Он нервно бьет себя по карманам, находит сигареты и идет на выход. Иду за ним. Он обувается.

– Слышь, Ген…

– Что? – раздраженно откликается он, завязывая шнурки.

– Хочешь раздать все долги, помириться с Леной, устроиться на хорошую работу, а на Новый год повезти Саньку с Сережкой на далекое теплое ласковое море? Такое, чтобы пальмы, белоснежный песок и много-много солнца?

Гена поднимает голову, и на мгновение в его грустных карих глазах проблескивает искра надежды.

– Ну?

– Дурацкий вопрос, Фил. Допустим, хочу, и что? У тебя есть золотая рыбка?

– Рыбки нет, но есть я. И я тебе говорю, что все это будет.

– И как же?

– Для тебя ничего сложного. Просто слушать меня, делать то, что я говорю. И не делать то, что я запрещу делать.

– Да ну тебя! Все, ладно, я к Сереге Резвею, он обещал тоже помочь.

– Слушай, да что я тебя уговариваю? Чем тебе Серега поможет? Денег займет? Пойдешь отыгрываться? На чем? Ты даже телефон свой вчера разбил!

– Ох, черт, точно! – расстраивается Генка. – А домой меня Ленка не пустит, наверное. В прошлый раз она сказала, что если еще раз не приду домой ночевать, то она меня выставит…

– Диктуй ее номер.

Пока он сидит на корточках, спрятав лицо в ладони, я ставлю Лену в известность, что с ее мужем все в порядке, ночевал он у меня, телефон его сломался, а сам он, кажется, уехал на работу. Отвечает она холодно, но и по телефону я слышу облегчение в ее голосе. Это хорошо. Переживает жена, значит, не равнодушна, и не все потеряно для Гены Хороводова, безудержного алкаша-игромана и отца семейства.

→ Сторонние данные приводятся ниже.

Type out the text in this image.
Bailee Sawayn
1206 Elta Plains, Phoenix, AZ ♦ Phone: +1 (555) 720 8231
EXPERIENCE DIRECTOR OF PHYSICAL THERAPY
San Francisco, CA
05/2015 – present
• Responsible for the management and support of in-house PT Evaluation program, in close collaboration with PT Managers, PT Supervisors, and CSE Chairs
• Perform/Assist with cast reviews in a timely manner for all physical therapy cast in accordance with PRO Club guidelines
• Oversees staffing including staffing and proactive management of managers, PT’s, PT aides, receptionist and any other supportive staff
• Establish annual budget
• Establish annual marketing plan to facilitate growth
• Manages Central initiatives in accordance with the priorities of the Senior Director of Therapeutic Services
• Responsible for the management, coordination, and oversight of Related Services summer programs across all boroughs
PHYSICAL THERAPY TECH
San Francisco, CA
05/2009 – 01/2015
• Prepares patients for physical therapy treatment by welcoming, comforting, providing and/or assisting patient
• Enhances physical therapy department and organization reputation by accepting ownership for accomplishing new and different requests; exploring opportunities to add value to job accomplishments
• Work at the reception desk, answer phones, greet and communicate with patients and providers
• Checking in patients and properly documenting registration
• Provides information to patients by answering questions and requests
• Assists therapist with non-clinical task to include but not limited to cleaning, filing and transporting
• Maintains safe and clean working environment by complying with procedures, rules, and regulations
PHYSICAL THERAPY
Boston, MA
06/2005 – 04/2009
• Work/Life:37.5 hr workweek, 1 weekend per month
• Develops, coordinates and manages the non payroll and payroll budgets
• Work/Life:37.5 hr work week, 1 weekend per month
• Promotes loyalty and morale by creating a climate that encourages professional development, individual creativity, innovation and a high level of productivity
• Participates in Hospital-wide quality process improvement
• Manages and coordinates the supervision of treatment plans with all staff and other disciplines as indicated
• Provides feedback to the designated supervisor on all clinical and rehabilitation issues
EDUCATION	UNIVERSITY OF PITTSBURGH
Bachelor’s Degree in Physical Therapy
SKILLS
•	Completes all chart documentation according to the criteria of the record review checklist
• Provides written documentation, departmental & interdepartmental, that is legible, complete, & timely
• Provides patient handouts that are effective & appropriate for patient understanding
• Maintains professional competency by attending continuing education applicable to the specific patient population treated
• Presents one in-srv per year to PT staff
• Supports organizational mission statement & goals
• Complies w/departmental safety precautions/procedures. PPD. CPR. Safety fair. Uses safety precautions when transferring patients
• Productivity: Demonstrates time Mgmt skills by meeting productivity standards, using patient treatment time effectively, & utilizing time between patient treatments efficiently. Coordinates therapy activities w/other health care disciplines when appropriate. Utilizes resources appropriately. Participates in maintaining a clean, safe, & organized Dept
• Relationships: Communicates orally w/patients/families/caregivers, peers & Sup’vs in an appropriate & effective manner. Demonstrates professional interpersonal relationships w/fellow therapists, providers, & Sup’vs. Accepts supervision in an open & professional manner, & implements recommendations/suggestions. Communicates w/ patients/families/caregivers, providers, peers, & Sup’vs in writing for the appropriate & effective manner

Закончив с ней разговор, я в последний раз обращаюсь к другу:

– Ну, что решил, наркоман?

– Сам ты… – поднимает голову он. – Ладно. Серьезно, я не понимаю, что ты можешь сделать, но… Хрен с тобой, давай. Что мне делать? И что – не делать?

– Одежду в стирку, сам – в душ…

Не знаю, как это работает, а выяснить у Марты времени не было, но я, изучив профиль Генки, своим «вмешательством» повесил на все его дебафы вполне определенный срок действия – три недели, то есть двадцать один день. То же самое было у меня, когда я бросал курить. Достаточно ему не играть и не пить три недели, и алкоголизму с лудоманией он сможет помахать ручкой. А вот с его курением у меня ничего не вышло. Расставаться с единственным, что ему приносит радость, как он выразился, он отказался.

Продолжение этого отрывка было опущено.